Die nackige Mousse au Chocolat
von Jessica Bunjes
Es gibt eine typische Sorte Frau. Und die kocht. Weil sie sinnlich ist. Darum. Kochen ist sinnlich. Passt. Der moderne Mann von heute will das inzwischen natürlich auch. Ist aber nur dann sexy, wenn er nicht in der Küche den Löffel schwingen will, um endlich mal irgendwo den Ton anzugeben, weil er sonst aus dem letzten Loch pfeift. Lassen wir ihn also ran an den Topf. Da kann er seinen rauchgeschwängerten Fantasien so lange nachhängen, bis der Reis anbrennt und am Ende doch wieder alles zu scharf ist. „ … Puh, ich brauch’ dringend Wasser,“ hab ich jedenfalls aus mindestens zwei guten Gründen schon häufiger gehört als: „… Yeah, mach dich nackig hier vor der Mousse au Chocolat.“ In Wahrheit regieren wir Frauen auch hier. Am, vor, und wenn’s sein muss auf dem Herd. Also lassen wir unseren Gute-Zeiten-Gourmet gern im Gewürz-Glauben garen. Schließlich gelingt zumeist, was wer auch immer zugleich mit Leidenschaft und Logik verfolgt. Das ist das Gesetz der Küche: egal ob allein, oder – besser – zu zweit, oder – die Kür – zu mehreren – da muss man echt den Überblick behalten. Da gibt’s beim Kochen klare Regeln. Das ist fast das Beste daran: Erst das, dann das, und am Ende jenes. Sonst? Totale Überraschung. Großartig. Dieser Moment, wenn die zerhackten Zwiebeln unbeobachtet in der Pfanne verbrennen, während das Koriander-Gemüse in der Kokosmilch bis weit über bissfest gart, das Steak double-done und die Crème de Cacao zu flüssig wird, weil die Köchin mit dem Tischwein erst auf den Aushilfs-Koch, dann auf die Tischplatte trifft. Dafür ist Frau nie zu jung und Mann nie zu alt.
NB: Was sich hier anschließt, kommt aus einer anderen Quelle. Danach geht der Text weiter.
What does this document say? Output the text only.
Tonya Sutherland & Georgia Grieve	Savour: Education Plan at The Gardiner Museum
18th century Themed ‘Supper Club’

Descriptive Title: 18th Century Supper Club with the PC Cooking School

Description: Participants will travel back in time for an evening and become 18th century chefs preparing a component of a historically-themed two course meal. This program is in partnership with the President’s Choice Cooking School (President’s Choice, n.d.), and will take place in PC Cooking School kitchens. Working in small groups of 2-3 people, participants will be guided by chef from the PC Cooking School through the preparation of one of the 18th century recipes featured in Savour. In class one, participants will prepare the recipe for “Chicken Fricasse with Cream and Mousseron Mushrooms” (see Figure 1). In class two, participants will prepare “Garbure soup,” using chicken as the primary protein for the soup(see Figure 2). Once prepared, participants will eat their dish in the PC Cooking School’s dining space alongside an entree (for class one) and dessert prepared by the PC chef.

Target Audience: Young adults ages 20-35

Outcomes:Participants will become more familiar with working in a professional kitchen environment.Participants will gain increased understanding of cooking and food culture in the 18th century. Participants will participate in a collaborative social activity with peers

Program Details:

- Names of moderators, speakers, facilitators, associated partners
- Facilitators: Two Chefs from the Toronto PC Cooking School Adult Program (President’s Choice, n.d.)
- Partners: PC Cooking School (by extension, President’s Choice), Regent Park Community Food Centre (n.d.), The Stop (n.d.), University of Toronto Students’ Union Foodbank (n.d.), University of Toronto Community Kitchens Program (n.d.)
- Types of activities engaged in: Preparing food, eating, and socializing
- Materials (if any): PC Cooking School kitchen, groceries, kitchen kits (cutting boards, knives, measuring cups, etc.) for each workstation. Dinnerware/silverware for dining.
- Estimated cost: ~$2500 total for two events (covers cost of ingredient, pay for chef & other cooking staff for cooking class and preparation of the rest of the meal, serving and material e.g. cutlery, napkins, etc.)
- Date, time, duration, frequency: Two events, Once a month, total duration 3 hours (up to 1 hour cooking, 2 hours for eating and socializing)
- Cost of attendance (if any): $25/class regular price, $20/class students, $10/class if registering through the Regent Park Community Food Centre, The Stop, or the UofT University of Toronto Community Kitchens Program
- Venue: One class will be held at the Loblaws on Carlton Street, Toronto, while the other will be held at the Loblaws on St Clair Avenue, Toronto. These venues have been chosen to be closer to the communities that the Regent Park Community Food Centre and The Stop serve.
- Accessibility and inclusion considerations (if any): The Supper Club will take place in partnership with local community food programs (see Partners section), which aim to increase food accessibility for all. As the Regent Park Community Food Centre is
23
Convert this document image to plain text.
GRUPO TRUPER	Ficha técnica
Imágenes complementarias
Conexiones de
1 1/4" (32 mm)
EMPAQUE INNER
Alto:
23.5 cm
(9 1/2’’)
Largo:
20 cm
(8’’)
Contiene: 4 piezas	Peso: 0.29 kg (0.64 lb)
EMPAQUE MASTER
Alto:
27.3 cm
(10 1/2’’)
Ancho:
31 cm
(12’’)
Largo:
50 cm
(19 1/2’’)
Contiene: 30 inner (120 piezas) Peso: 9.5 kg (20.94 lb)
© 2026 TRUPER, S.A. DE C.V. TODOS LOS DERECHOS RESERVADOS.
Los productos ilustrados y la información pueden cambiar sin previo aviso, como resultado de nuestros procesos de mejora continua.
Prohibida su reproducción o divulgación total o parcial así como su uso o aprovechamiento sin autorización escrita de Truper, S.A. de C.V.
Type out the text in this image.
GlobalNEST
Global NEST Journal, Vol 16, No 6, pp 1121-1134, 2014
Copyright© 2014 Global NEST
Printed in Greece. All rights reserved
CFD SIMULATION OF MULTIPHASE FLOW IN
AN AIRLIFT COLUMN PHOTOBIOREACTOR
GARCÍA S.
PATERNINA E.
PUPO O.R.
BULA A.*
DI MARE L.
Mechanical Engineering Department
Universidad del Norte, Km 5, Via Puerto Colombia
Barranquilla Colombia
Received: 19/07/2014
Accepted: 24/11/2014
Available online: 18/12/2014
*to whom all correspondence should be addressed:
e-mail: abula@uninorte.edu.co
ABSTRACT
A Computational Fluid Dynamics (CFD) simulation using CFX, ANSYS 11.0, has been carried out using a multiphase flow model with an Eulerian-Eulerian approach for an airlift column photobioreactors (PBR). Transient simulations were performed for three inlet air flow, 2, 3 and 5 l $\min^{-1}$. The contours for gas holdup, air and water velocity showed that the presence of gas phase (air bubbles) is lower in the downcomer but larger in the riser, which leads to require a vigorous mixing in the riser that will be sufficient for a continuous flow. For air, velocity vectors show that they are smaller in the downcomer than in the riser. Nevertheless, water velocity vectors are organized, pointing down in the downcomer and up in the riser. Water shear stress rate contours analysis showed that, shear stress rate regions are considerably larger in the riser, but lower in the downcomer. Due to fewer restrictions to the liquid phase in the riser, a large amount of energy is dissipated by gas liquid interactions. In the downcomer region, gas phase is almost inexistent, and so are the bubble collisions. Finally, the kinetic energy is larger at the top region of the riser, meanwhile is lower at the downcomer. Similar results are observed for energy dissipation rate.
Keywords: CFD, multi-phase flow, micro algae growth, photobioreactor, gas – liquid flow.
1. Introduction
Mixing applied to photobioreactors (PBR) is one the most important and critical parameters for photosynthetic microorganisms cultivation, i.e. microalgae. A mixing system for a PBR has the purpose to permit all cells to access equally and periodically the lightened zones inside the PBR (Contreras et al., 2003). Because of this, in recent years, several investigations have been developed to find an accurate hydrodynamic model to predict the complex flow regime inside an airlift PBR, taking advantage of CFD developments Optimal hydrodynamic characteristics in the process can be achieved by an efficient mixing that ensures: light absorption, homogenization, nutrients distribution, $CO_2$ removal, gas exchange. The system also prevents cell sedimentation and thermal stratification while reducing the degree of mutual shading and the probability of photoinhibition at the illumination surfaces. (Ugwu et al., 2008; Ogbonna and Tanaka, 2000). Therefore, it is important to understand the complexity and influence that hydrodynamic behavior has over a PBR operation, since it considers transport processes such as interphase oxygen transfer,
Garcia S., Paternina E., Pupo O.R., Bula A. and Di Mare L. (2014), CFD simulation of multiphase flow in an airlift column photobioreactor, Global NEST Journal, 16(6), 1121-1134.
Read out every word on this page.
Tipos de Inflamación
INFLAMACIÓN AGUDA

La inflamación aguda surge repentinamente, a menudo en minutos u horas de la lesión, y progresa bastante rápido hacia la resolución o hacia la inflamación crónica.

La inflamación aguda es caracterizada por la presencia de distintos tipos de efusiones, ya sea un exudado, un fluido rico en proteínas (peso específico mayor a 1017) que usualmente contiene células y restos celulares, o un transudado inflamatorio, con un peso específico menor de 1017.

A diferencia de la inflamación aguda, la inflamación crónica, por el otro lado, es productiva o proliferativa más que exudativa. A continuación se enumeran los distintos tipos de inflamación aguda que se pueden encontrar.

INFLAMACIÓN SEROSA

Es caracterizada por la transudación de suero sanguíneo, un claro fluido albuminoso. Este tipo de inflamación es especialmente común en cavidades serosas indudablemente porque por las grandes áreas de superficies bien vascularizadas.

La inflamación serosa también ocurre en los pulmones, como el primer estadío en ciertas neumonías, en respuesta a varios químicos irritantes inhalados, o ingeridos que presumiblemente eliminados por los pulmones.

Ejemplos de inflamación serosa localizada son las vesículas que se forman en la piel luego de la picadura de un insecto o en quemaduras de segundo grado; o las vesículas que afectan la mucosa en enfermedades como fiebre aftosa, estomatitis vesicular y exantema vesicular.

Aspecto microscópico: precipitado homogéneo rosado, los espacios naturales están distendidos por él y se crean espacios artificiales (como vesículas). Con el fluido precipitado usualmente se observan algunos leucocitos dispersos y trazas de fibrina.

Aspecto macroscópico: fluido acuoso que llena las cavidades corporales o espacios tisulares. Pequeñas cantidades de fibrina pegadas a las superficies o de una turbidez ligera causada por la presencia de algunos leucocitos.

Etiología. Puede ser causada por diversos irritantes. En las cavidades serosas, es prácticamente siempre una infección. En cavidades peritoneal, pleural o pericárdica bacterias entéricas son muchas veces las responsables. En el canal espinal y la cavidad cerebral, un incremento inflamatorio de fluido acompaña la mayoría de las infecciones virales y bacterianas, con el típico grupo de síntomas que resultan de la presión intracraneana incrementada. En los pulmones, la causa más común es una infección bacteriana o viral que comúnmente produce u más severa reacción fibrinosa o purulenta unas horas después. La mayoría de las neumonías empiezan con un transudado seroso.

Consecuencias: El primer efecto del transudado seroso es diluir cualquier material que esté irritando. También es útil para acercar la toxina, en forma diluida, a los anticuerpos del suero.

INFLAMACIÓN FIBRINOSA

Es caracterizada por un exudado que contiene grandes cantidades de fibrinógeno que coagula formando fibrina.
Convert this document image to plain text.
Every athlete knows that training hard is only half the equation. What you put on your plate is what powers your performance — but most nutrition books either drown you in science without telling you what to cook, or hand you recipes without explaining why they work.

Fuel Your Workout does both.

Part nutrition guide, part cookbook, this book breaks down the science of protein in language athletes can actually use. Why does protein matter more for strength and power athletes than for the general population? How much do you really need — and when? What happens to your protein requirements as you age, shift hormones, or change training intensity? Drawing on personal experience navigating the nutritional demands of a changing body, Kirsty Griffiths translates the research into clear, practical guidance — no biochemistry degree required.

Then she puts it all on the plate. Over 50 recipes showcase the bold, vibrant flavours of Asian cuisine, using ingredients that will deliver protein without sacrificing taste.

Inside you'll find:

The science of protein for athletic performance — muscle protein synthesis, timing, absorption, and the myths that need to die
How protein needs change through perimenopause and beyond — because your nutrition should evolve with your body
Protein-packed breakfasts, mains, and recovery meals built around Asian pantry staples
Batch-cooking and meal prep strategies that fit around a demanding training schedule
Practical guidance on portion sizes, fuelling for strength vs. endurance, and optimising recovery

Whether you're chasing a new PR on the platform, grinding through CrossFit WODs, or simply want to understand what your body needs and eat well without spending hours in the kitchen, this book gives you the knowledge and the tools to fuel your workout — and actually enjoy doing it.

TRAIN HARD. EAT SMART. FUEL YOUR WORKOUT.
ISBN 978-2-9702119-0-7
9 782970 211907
Im Laufe meiner Küchen-Karriere habe ich jedenfalls das Dessert direkt nach dem Aperitif zu schätzen gelernt, und selbst wenn ich Steak am liebsten auf den Punkt mag, bin ich bei der Wahl der Zutaten neugierig. Ich mag mein Essen frisch und heiß und selbst gemacht, nix aus der Tüte und schon gar nicht aufgewärmt. Die wechselnde Wahl der genialsten Gewürze ist mein sonderbarstes Salz in der Sonntags-Suppe, sorgfältig selektiert im Bann der Vorfreu- de, die mindestens so gut ist, wie der Vollzug. Darum geht’s doch eigentlich immer, dass der Anfang so viel Spaß macht wie das Dazwischen und das Danach. Guten Appetit!
Der gastrosexuelle Mann
von Florian Schönberger
Es gibt eine neue Sorte Mann. Und die denkt fast immer nur an das eine: Kochen. Na ja, soweit würde ich persönlich nun nicht gehen, klingt doch ein wenig bemitleidenswert. Aber es stimmt schon: Kochen macht geil. So, jetzt ist es raus. Für uns Männer hat der Umgang mit rohem Fleisch, scharfen Gewürzen und Ferrari-roten Küchenmaschinen etwas Aphrodisierendes. Wenn das Steak brauner wird als die Freundin nach dem Solarium, sich ohne Widerworte umdrehen lässt und saftiger ist, als … Ok, ok, ich höre schon auf. Fakt ist, dass das Kochen alle Sinne so sehr stimuliert, wie es nur die Geliebte kann: die Haptik beim Durchkneten eines unartigen Brotteigs, das angenehme Brennen auf der Zunge und den Lippen beim Abschmecken pikanter Gerichte, das laszive Brutzeln der Hühnerbrust in der gut eingeölten Pfanne, das vernebelnde wie Ekstase verbreitende Aroma einreduzierenden Absinths und das elektrisierende Gefühl beim Anblick von glänzender Bratensauce, die sich über die rosa Mitte eines prallen Hüftsteaks ergießt. Food Porn? Kann ich! Aber nicht nur in der Theorie. Kann es etwas Schöneres geben, als ein Drei-Komponenten-Essen geschmacklich wie von der Konsistenz perfekt auf den Punkt fertig zu bekommen? Dieser innere Triumph, das zu essen, was man auch selbst zubereitet hat. Das ist das Äquivalent zum Sex nach einem wunderschönen, ersten Date. Man wird belohnt für das souveräne, situative Handling, cool Bleiben in heiklen Situationen und für das Abpassen des richtigen Zeitpunkts. Natürlich kann ich auch die Fertigpizza in den Ofen schieben und mir den Geschmacksstandard gönnen. Ist auch mal schön. Geht schnell, befriedigt ebenso. Nicht immer ist der Moment günstig für aufwendiges Kochen. Mal randaliert die Kleine, mal ist der innere Schweinehund größer als der Berg an schmutzigem Geschirr, der sich neben der Spüle türmt. Doch wenn die Motivation wieder da ist, es in der Küche vor Hitze dampft, die Dunstabzugshaube vor Erschöpfung schwitzt und ich mich vor lauter Gaumensex dem Kochen hingebe, denke ich nur an das eine: Hoffentlich schmeckt es meinem Schatz!